Thursday, May 12, 2011

Joust

The conversation began as it did in the weeks leading up to each of my son’s birthdays: who do you want on your cake? With my oldest at four years old, and my youngest now turning three, we’ve had our fair share of stereotypical cakes: Elmo, dinosaurs, Handy Manny, farm animals and the like. Personally, I was hoping he would suggest something simple, like Mickey Mouse, since his mother holds minimal cake decorating talent. Instead, he shocked me with his response. In his two-year-old lisp, he told me, “Mama, I justh want Jousth on my cake.” Joust? As in the Calvin College mascot?

Let me inform you at this point that as of this past January my son had a love/hate relationship with Joust. We were regular attenders of Calvin men’s basketball games, and every Saturday home game he would neglect the game being played on the court to seek out the oversized Knight roaming the crowd. “There he ith! There he ith!” he would point out to us. However, anytime Joust would approach within a ten food radius, my son would bury his head into my shoulder, grip tightly onto me, and scream. Apparently this relationship was never meant to be.

Except over time my son softened. Joust, it turns out, is not a terrifying monster but a friend to all. After observing my oldest son confidently approach him and give him high-fives or knuckles, my youngest soon learned to face his fears and made physical contact with Joust and redefined this former “foe” as a new “friend.”

Driving down Lake Drive or Breton, my youngest would always find the Calvin College sign and remind us “Dat’s where Jousth liveths.” And, on the morning of the Calvin College Spring Classic, while all of the other children were playing games with the physical education students, my youngest approached Joust and asked him to play catch. The two were inseparable.
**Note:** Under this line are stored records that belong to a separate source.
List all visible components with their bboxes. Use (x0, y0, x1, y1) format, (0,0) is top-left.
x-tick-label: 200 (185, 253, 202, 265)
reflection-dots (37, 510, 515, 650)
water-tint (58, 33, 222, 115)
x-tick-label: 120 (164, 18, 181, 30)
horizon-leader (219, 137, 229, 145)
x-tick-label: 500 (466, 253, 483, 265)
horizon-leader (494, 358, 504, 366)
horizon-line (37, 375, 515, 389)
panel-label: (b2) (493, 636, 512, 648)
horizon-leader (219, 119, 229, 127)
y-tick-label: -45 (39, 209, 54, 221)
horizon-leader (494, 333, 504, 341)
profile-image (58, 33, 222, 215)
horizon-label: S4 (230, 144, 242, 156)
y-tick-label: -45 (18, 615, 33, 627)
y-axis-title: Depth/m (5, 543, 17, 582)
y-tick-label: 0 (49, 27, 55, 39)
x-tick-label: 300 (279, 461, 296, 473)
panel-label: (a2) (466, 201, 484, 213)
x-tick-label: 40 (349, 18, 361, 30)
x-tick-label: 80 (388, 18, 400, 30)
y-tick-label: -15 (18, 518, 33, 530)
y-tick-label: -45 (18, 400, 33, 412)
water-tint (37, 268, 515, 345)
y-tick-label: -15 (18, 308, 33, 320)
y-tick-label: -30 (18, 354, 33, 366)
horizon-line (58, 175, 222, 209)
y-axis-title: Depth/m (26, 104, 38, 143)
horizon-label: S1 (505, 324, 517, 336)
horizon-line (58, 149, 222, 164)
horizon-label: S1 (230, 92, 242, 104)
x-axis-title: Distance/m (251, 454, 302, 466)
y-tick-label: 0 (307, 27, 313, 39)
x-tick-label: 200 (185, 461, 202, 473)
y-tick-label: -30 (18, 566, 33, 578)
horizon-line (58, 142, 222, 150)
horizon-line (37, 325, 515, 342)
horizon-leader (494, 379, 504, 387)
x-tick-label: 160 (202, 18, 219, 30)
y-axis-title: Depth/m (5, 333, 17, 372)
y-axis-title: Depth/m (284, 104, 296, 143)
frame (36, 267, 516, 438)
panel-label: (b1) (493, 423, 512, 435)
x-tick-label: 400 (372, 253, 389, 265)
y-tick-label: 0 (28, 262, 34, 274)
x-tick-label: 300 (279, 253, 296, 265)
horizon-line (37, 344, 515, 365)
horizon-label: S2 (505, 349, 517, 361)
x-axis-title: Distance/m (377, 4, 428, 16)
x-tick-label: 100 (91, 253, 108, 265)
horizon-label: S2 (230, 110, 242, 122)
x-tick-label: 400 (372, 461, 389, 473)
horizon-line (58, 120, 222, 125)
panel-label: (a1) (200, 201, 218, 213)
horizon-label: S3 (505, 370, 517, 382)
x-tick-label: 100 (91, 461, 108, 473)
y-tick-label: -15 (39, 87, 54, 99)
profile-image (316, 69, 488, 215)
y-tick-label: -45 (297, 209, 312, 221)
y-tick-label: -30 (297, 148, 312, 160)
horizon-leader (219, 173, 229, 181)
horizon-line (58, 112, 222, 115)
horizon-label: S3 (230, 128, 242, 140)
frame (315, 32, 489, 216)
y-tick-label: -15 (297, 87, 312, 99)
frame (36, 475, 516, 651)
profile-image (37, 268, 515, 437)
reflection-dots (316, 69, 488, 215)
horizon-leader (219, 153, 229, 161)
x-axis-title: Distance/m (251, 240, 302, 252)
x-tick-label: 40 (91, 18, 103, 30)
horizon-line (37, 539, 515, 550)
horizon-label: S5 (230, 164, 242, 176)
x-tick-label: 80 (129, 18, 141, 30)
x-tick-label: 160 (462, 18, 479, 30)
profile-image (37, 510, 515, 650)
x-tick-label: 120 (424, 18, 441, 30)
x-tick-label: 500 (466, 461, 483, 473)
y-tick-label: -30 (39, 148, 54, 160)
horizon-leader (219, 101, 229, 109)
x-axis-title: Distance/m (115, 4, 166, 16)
But now onto the birthday dilemma. How would I ever pull off a Joust party? I used what basic decorating skills I had to recreate the Knight logo on a cake, I was able to purchase maroon and gold plates and napkins at a local party store (only because in May they carry all graduation colors of the local schools), and we even printed out a few large image pictures of Joust in action at the basketball games as posters for our walls. And my son couldn’t have been more thrilled. The morning of his party we all donned our best Calvin gear (with both boys in their basketball jerseys) and blew out the candles on his “Jousth” cake.

I’m only hoping his birthday wish was a full-ride scholarship to Calvin in 15 years.